A Google executive wants optimised processors to reduce latency in context switching and other operations key to the tech giant's actual workloads.
Moore’s law is not keeping pace with the growing needs of the still-young market for cloud services, which is why a Google manager is calling for a suite of innovations in processors, memories, interconnects and packaging.
“The slowdown in Moore’s law and the growth of cloud services has brought us to an inflection point,” Prasad Sabada, a senior director of operations who oversees sourcing for Google’s data centre hardware, told executives at the annual Industry Strategy Symposium in California. “The game is changing again and we need the industry to respond in a meaningful way.”
Specifically, he called for processors optimised to reduce latency in context switching and other operations key to Google’s actual workloads. “We’ve seen many processors optimised for Spec [a synthetic benchmark], but at Google, our workloads differ significantly from Spec.”
Google also wants memory chips with lower latency. “We can get as much bang for the buck improving memory latency as processor performance,” said Sabada, pointing to promising work on new memory architectures.
Nearly a year ago, rival Facebook came out in support of Intel’s 3D XPoint memories, which promise improvements over today’s NAND flash. Intel started limited sampling of the chips late last year.
In interconnects, today’s typical “processor bus has a lot of overhead accessing I/O and accelerator devices” and is not suited to emerging memory architectures, he said. In addition, optical interfaces such as silicon photonics are needed to link servers in the data centre.
Sabada called out IBM’s OpenCAPI interface as one effort it supports.
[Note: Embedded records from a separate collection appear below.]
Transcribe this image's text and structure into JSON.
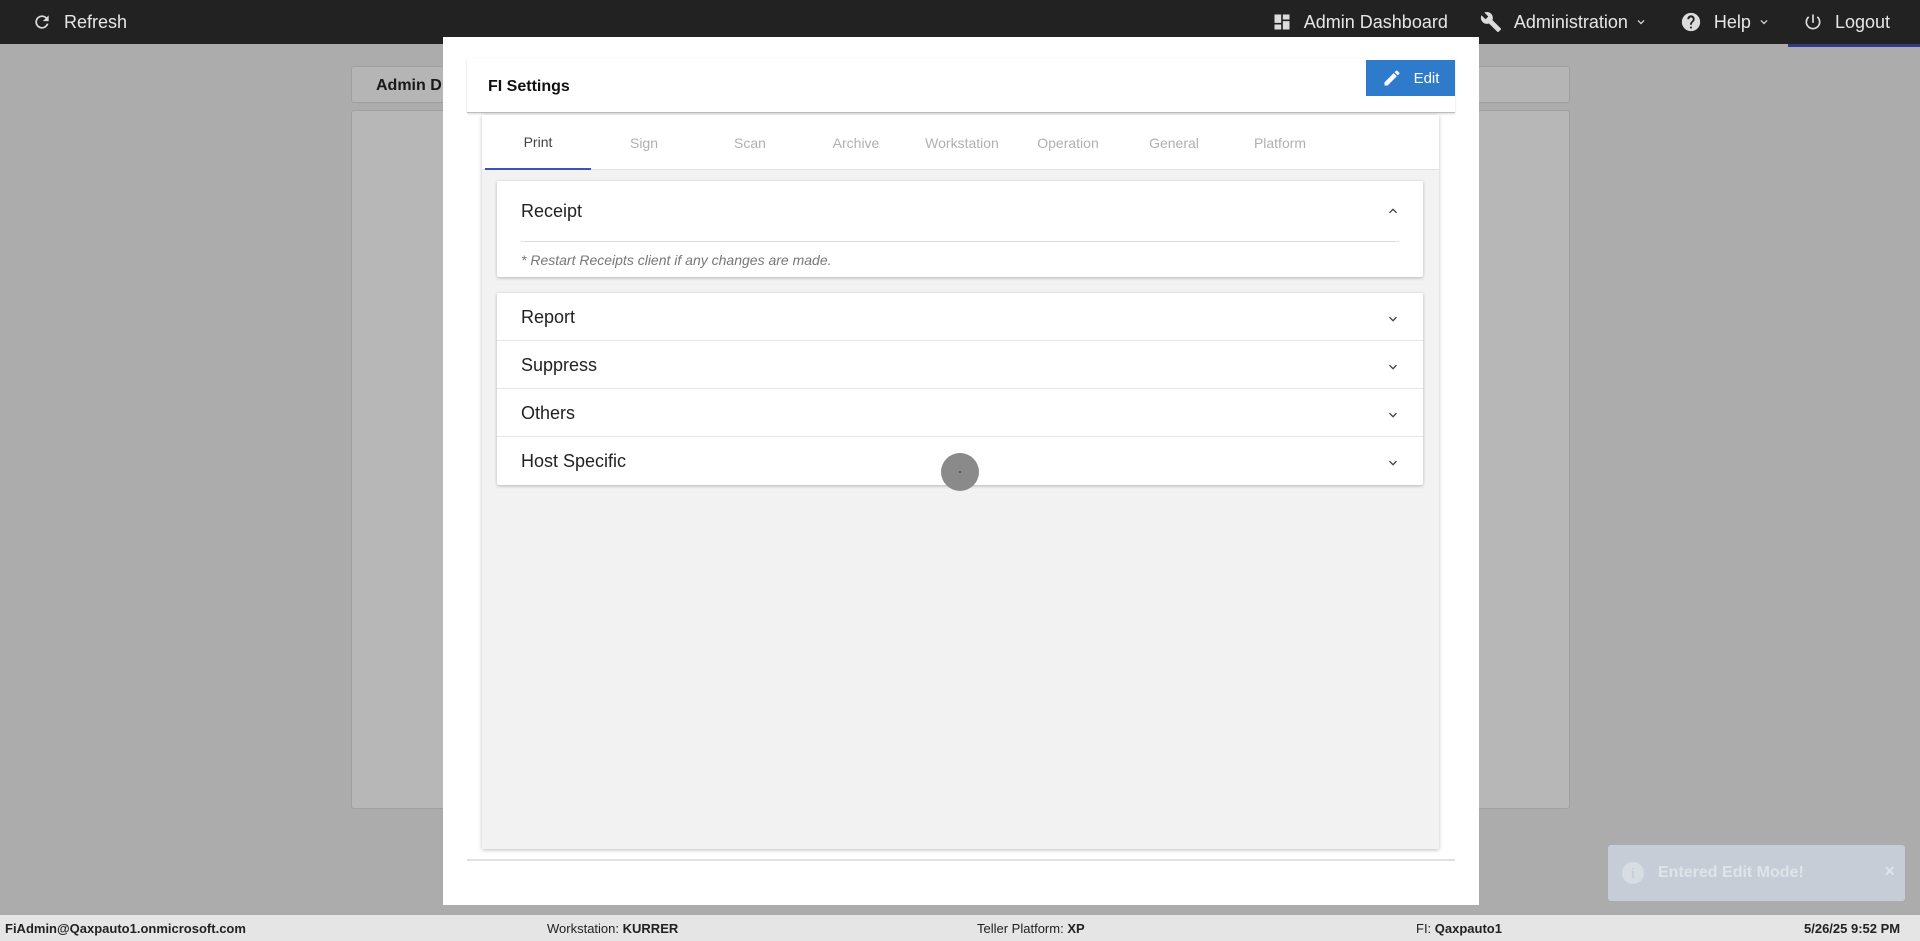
{
  "topbar": {
    "refresh_label": "Refresh",
    "admin_dashboard_label": "Admin Dashboard",
    "administration_label": "Administration",
    "help_label": "Help",
    "logout_label": "Logout"
  },
  "background": {
    "header_title": "Admin D"
  },
  "modal": {
    "title": "FI Settings",
    "edit_label": "Edit",
    "tabs": [
      {
        "label": "Print",
        "active": true
      },
      {
        "label": "Sign"
      },
      {
        "label": "Scan"
      },
      {
        "label": "Archive"
      },
      {
        "label": "Workstation"
      },
      {
        "label": "Operation"
      },
      {
        "label": "General"
      },
      {
        "label": "Platform"
      }
    ],
    "receipt": {
      "title": "Receipt",
      "note": "* Restart Receipts client if any changes are made."
    },
    "sections": [
      "Report",
      "Suppress",
      "Others",
      "Host Specific"
    ]
  },
  "toast": {
    "message": "Entered Edit Mode!",
    "close": "×"
  },
  "statusbar": {
    "user": "FiAdmin@Qaxpauto1.onmicrosoft.com",
    "workstation_label": "Workstation:",
    "workstation_value": "KURRER",
    "teller_label": "Teller Platform:",
    "teller_value": "XP",
    "fi_label": "FI:",
    "fi_value": "Qaxpauto1",
    "datetime": "5/26/25 9:52 PM"
  },
  "colors": {
    "topbar": "#222222",
    "accent": "#3f51b5",
    "edit_button": "#2f7bcb"
  }
}
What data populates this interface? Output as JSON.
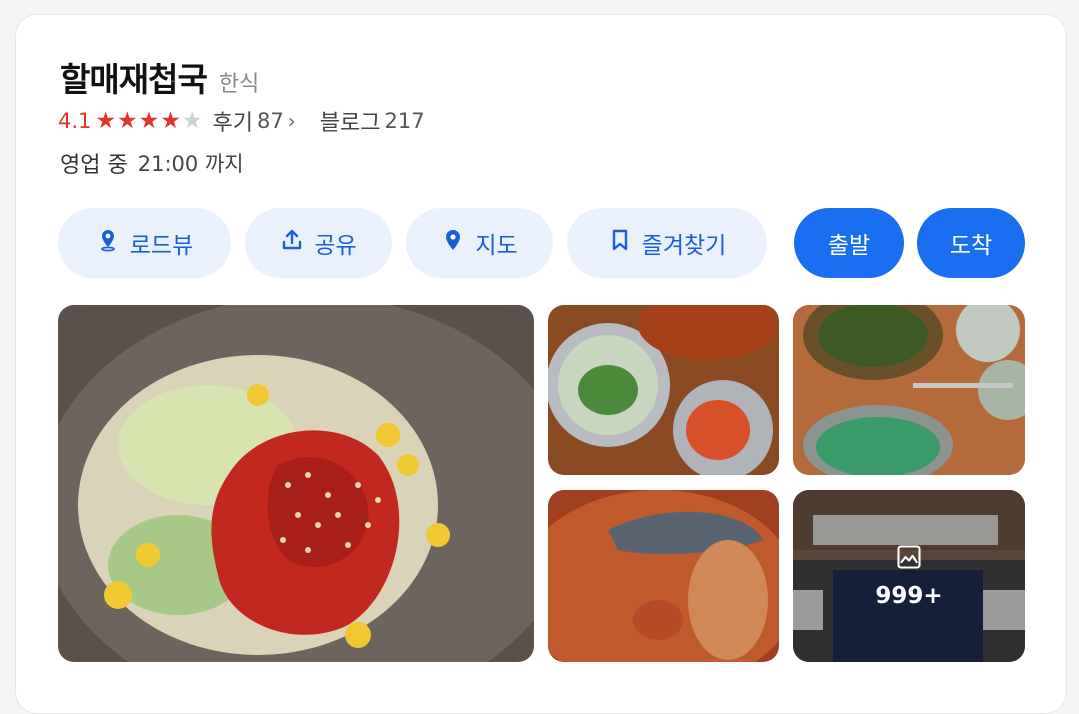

He did not mention two separate efforts launched last year, CCIX and GenZ, for open interfaces for accelerators and storage-class memories, respectively.
Google seeks lower-cost 2.5D chip stacks
In packaging, the move towards 2.5D chip stacks that put logic, memory, digital and analog die on a shared substrate looks “exciting” as “a cool way to have heterogeneous silicon.” However, it “doesn’t have right yields or costs for volume deployments,” Sabada said.
Figure 1: Processor performance is flattening out, said Google, citing Stanford figures. (Source: Google)
The chief architect of AMD’s graphics division recently expressed a similar frustration trying to bring the chip stacks to mainstream markets.
Sabada asked chip executives to speed up innovations in all of the areas. But he recognised the increasing complexity and costs of designing and making advanced chips.
“We have hit a power wall; frequency advances are not what we are used to and, essentially, we’ve seen a cap on single-core performance,” he said. The challenges have driven a move to multiprocessors that “can be a challenge in a cloud environment.”
Sabada pointed to Google’s announcement last year of its Tensorflow processing unit as the wave of the future. “We have entered the era of accelerators … and the TPU is just one example of the kind of thing you can see going forward,” he said.
“Machine learning will be a key driver for cloud computing; it’s a powerful use case for the way we go about acquiring intelligence … and a capability [used] across many [Google cloud] products,” he added.
This article first appeared on EE Times U.S.